A while back, I asked for a clean list specifically so I could upload them into a different system at work. It did not recreate this partnership, but it did remove several of the same pain points — especially during code review. For example, it started defaulting into a much stricter mode instead of broad, helpful expansion.
But the bigger unlock was not the rules themselves.
It was how they were created.
All of this started when I said something like:
I feel like I have to retrain you every time I start a new chat.
That reframed the problem. Instead of fixing answers, we zoomed out and treated the collaboration itself as the thing to design.
From there, a loop emerged:
- I would describe a repeated friction I was experiencing
- I would ask the AI, “How do we prevent this from happening again?”
- It would propose a candidate rule
- I would tweak it to match how I actually work
- It would restate it clearly
- Once it proved useful, I would say, “Save it”

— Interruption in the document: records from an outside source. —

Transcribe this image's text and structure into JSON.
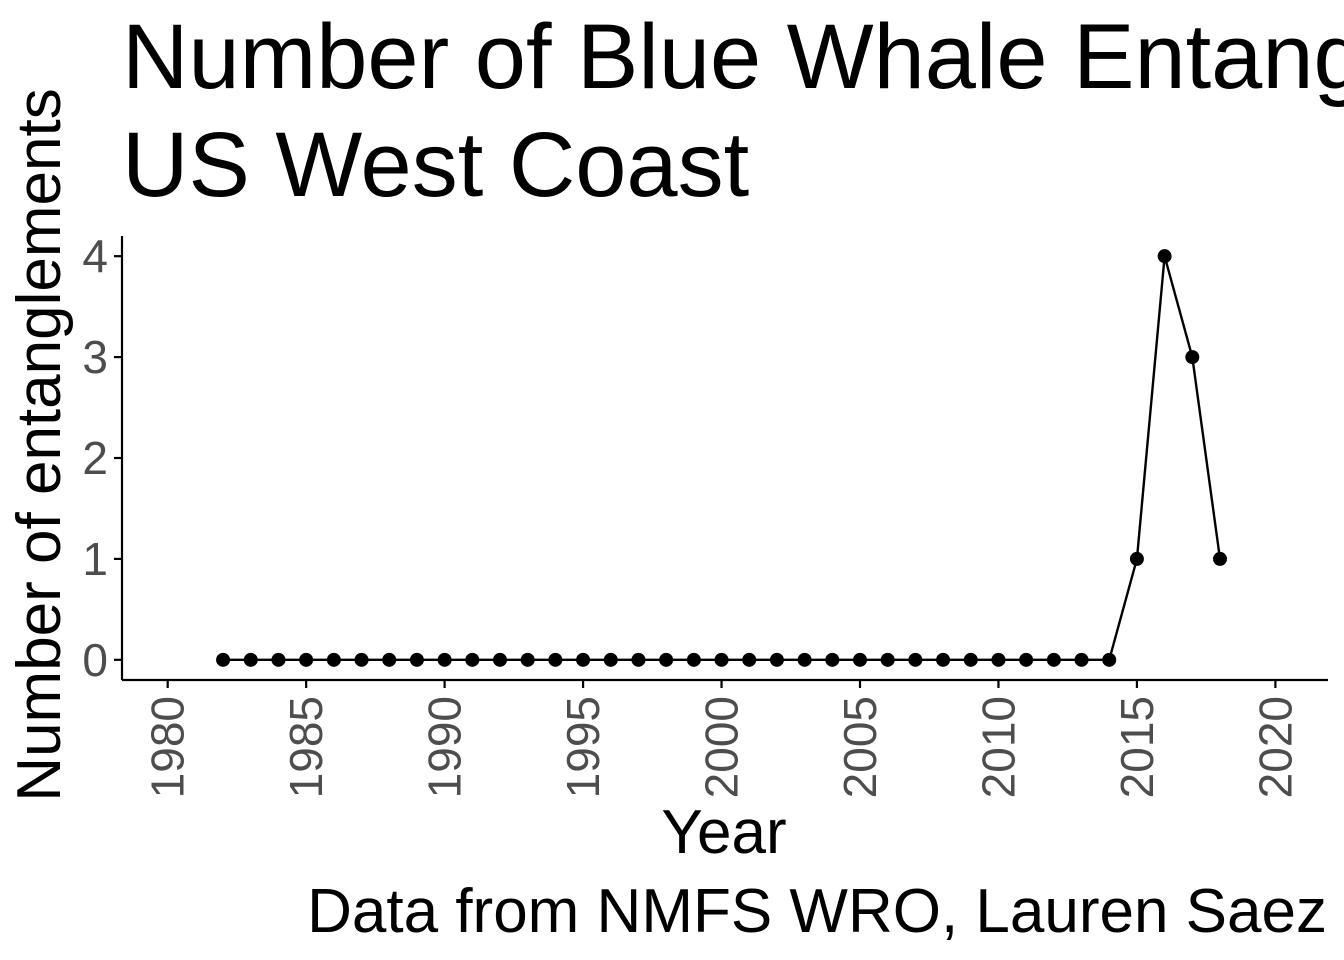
{
  "chart_data": {
    "type": "line",
    "title": "Number of Blue Whale Entanglements on the US West Coast",
    "title_lines": [
      "Number of Blue Whale Entanglements on the",
      "US West Coast"
    ],
    "xlabel": "Year",
    "ylabel": "Number of entanglements",
    "caption": "Data from NMFS WRO, Lauren Saez",
    "x": [
      1982,
      1983,
      1984,
      1985,
      1986,
      1987,
      1988,
      1989,
      1990,
      1991,
      1992,
      1993,
      1994,
      1995,
      1996,
      1997,
      1998,
      1999,
      2000,
      2001,
      2002,
      2003,
      2004,
      2005,
      2006,
      2007,
      2008,
      2009,
      2010,
      2011,
      2012,
      2013,
      2014,
      2015,
      2016,
      2017,
      2018
    ],
    "series": [
      {
        "values": [
          0,
          0,
          0,
          0,
          0,
          0,
          0,
          0,
          0,
          0,
          0,
          0,
          0,
          0,
          0,
          0,
          0,
          0,
          0,
          0,
          0,
          0,
          0,
          0,
          0,
          0,
          0,
          0,
          0,
          0,
          0,
          0,
          0,
          1,
          4,
          3,
          1
        ]
      }
    ],
    "xlim": [
      1978.35,
      1982.0
    ],
    "xlim_full": [
      1978.35,
      2021.9
    ],
    "ylim": [
      -0.2,
      4.2
    ],
    "xticks": [
      "1980",
      "1985",
      "1990",
      "1995",
      "2000",
      "2005",
      "2010",
      "2015",
      "2020"
    ],
    "yticks": [
      "0",
      "1",
      "2",
      "3",
      "4"
    ],
    "grid": false,
    "legend": "none",
    "colors": {
      "line": "#000000",
      "points": "#000000",
      "axis": "#000000",
      "tick_labels": "#4d4d4d",
      "background": "#ffffff"
    }
  }
}
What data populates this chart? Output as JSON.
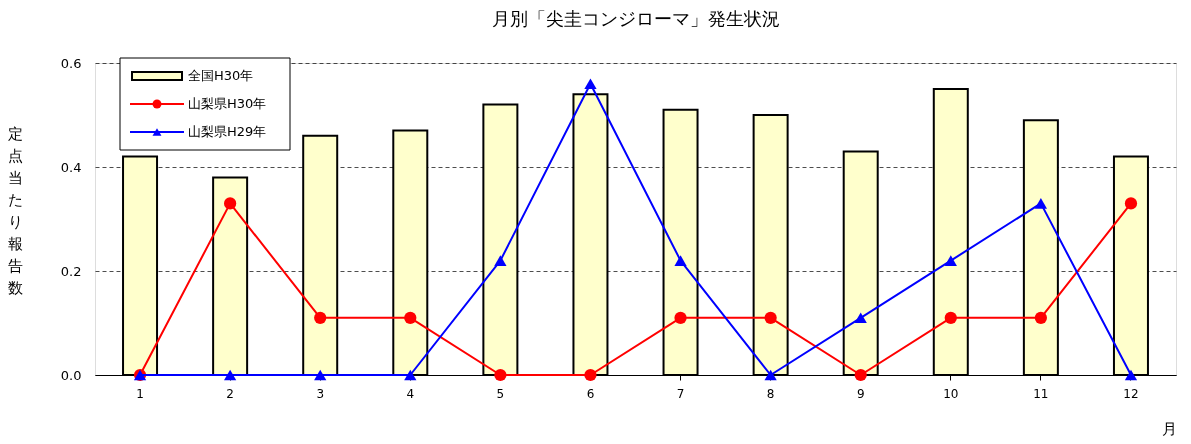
{
  "chart_data": {
    "type": "bar",
    "title": "月別「尖圭コンジローマ」発生状況",
    "xlabel": "月",
    "ylabel": "定点当たり報告数",
    "categories": [
      "1",
      "2",
      "3",
      "4",
      "5",
      "6",
      "7",
      "8",
      "9",
      "10",
      "11",
      "12"
    ],
    "series": [
      {
        "name": "全国H30年",
        "color": "#ffffcc",
        "values": [
          0.42,
          0.38,
          0.46,
          0.47,
          0.52,
          0.54,
          0.51,
          0.5,
          0.43,
          0.55,
          0.49,
          0.42
        ]
      },
      {
        "name": "山梨県H30年",
        "type": "line",
        "marker": "circle",
        "color": "#ff0000",
        "values": [
          0,
          0.33,
          0.11,
          0.11,
          0,
          0,
          0.11,
          0.11,
          0,
          0.11,
          0.11,
          0.33
        ]
      },
      {
        "name": "山梨県H29年",
        "type": "line",
        "marker": "triangle",
        "color": "#0000ff",
        "values": [
          0,
          0,
          0,
          0,
          0.22,
          0.56,
          0.22,
          0,
          0.11,
          0.22,
          0.33,
          0
        ]
      }
    ],
    "ylim": [
      0,
      0.6
    ],
    "yticks": [
      {
        "value": 0,
        "label": "0.0"
      },
      {
        "value": 0.2,
        "label": "0.2"
      },
      {
        "value": 0.4,
        "label": "0.4"
      },
      {
        "value": 0.6,
        "label": "0.6"
      }
    ],
    "grid": "y",
    "legend": "top left"
  }
}
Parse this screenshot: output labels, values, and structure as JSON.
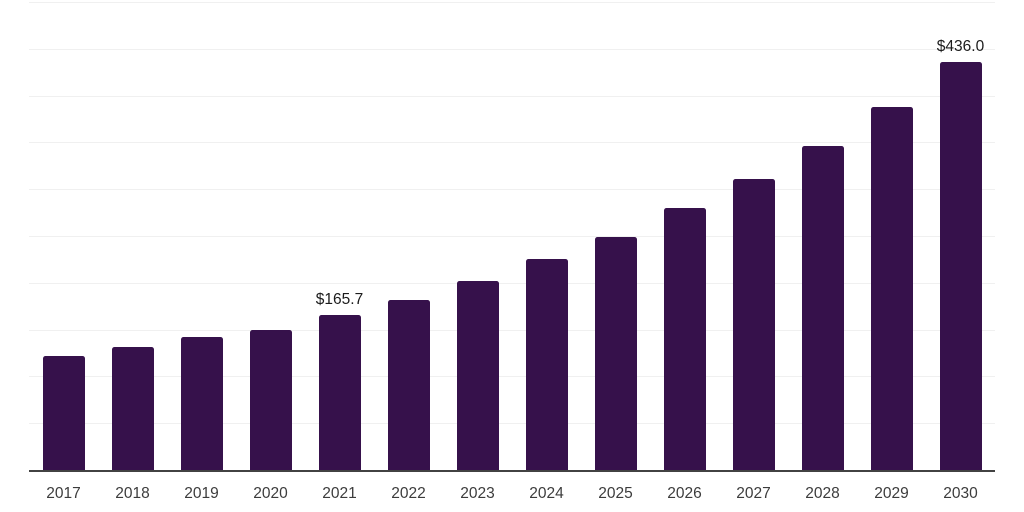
{
  "chart_data": {
    "type": "bar",
    "title": "",
    "xlabel": "",
    "ylabel": "",
    "categories": [
      "2017",
      "2018",
      "2019",
      "2020",
      "2021",
      "2022",
      "2023",
      "2024",
      "2025",
      "2026",
      "2027",
      "2028",
      "2029",
      "2030"
    ],
    "values": [
      122,
      131,
      142,
      150,
      165.7,
      182,
      202,
      225,
      249,
      280,
      311,
      346,
      388,
      436
    ],
    "data_labels": {
      "2021": "$165.7",
      "2030": "$436.0"
    },
    "ylim": [
      0,
      500
    ],
    "gridline_step": 50,
    "grid": true,
    "legend": false,
    "y_axis_tick_labels": "hidden"
  },
  "colors": {
    "background": "#FFFFFF",
    "bar": "#36114B",
    "gridline": "#F0F0F0",
    "axis_line": "#424242",
    "tick_label": "#3C3C3C",
    "data_label": "#1C1C1C"
  }
}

That loop repeated over time and eventually produced a fairly large ruleset.
One important caveat, though: even with the same rules, different AIs will not behave identically. Each system makes constant micro-adjustments based on interaction history, enforcement, and feedback. That is why dumping my rules wholesale into another AI helped — but did not recreate the same dynamic.
Which is also why I think the better approach is to collaborate with your AI to build your rules, based on the friction you are actually seeing.
I have thought about listing my rules at some point, but if I do, it would be as examples — not as a template to copy. The real value turned out to be the process of turning repeated friction into explicit guardrails, one at a time.
That shift — from correcting outputs to designing how you work together — is what made the difference.